Investigating the release behaviour of the therapeutic proteins is the task of Leonie Berten-Schunk in sub-project 6 of the research group, which is composed of the working groups of Professor Heike Bunjes at TU Braunschweig and Professor Andrea Hoffmann at the Hannover Medical School. “We are investigating how the growth factors are released over the course of therapy and how many of the proteins actively support healing in the first place,” says Leonie Berten-Schunk. “Proteins are demanding active substances. They make special demands on their environment. If these are not met, they lose their therapeutic effect. This makes the investigation of the release behaviour so important. Put simply, we check whether the proteins find the right conditions on the implant and during release in the physiological milieu to develop their effect. We also use in vitro tests to adjust the drug dose for different applications.”
An important task is the development of a suitable apparatus for obtaining release samples that takes into account both the spatial gradation on the implant and the temporal course of the release of the different growth factors. It will then be used to demonstrate the precise release of the growth factors at the exact point and time. “Previous apparatuses can be imagined as a vessel. This is filled with a suitable medium into which the drug to be examined is added. After various periods of time, the amount of active ingredient released is measured,” describes Leonie Berten-Schunk. Another type of release apparatus are so-called flow-through cells. Here, the medium is constantly passed through a chamber with the dosage form and it is measured how much active ingredient was released at which point in time.

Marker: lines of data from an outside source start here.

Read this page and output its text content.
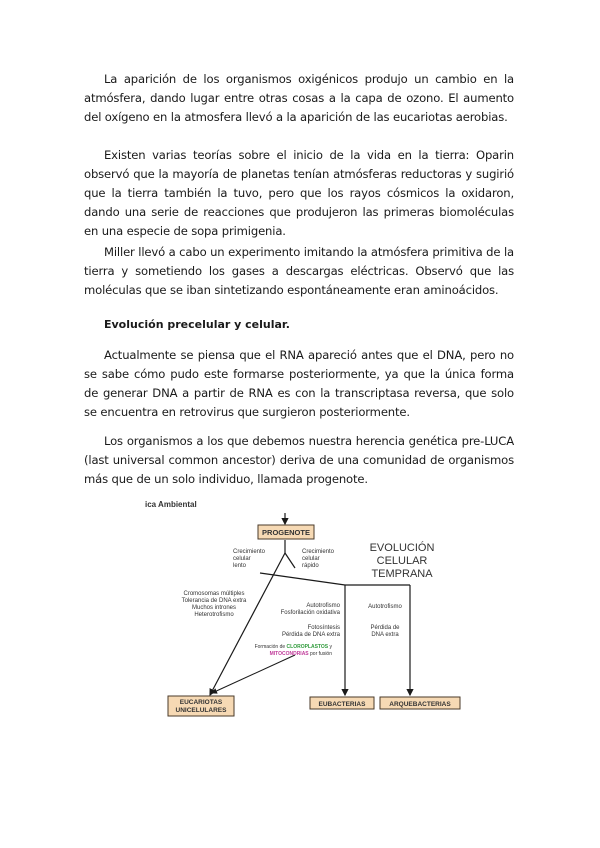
La aparición de los organismos oxigénicos produjo un cambio en la atmósfera, dando lugar entre otras cosas a la capa de ozono. El aumento del oxígeno en la atmosfera llevó a la aparición de las eucariotas aerobias.

Existen varias teorías sobre el inicio de la vida en la tierra: Oparin observó que la mayoría de planetas tenían atmósferas reductoras y sugirió que la tierra también la tuvo, pero que los rayos cósmicos la oxidaron, dando una serie de reacciones que produjeron las primeras biomoléculas en una especie de sopa primigenia.

Miller llevó a cabo un experimento imitando la atmósfera primitiva de la tierra y sometiendo los gases a descargas eléctricas. Observó que las moléculas que se iban sintetizando espontáneamente eran aminoácidos.

Evolución precelular y celular.

Actualmente se piensa que el RNA apareció antes que el DNA, pero no se sabe cómo pudo este formarse posteriormente, ya que la única forma de generar DNA a partir de RNA es con la transcriptasa reversa, que solo se encuentra en retrovirus que surgieron posteriormente.

Los organismos a los que debemos nuestra herencia genética pre-LUCA (last universal common ancestor) deriva de una comunidad de organismos más que de un solo individuo, llamada progenote.

ica Ambiental
PROGENOTE
EVOLUCIÓN
CELULAR
TEMPRANA
Crecimiento
celular
lento
Crecimiento
celular
rápido
Cromosomas múltiples
Tolerancia de DNA extra
Muchos intrones
Heterotrofismo
Autotrofismo
Fosforilación oxidativa
Fotosíntesis
Pérdida de DNA extra
Autotrofismo
Pérdida de
DNA extra
Formación de CLOROPLASTOS y
MITOCONDRIAS por fusión
EUCARIOTAS
UNICELULARES
EUBACTERIAS	ARQUEBACTERIAS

Both types of apparatus are unsuitable for the developed implant, as they can only represent the temporal, but not the spatial change of the release. In addition, physiological influences on the release behaviour of the implant are to be imitated in the apparatus in order to better represent the in vivo situation. The development of the release apparatus is thus an elementary building block for predicting the success of treatment.
Research on the prototype
Even though the scientists are already carrying out the first in vivo tests with implant prototypes, regular use in the treatment of tendon-bone ruptures is not yet foreseeable. Clinical studies, which would be necessary for approval, are not planned in the research project. In principle, the basic research on this treatment method can be applied to tears in any other tendon-bone connection in the body and could thus offer better treatment options to a large number of patients in the distant future.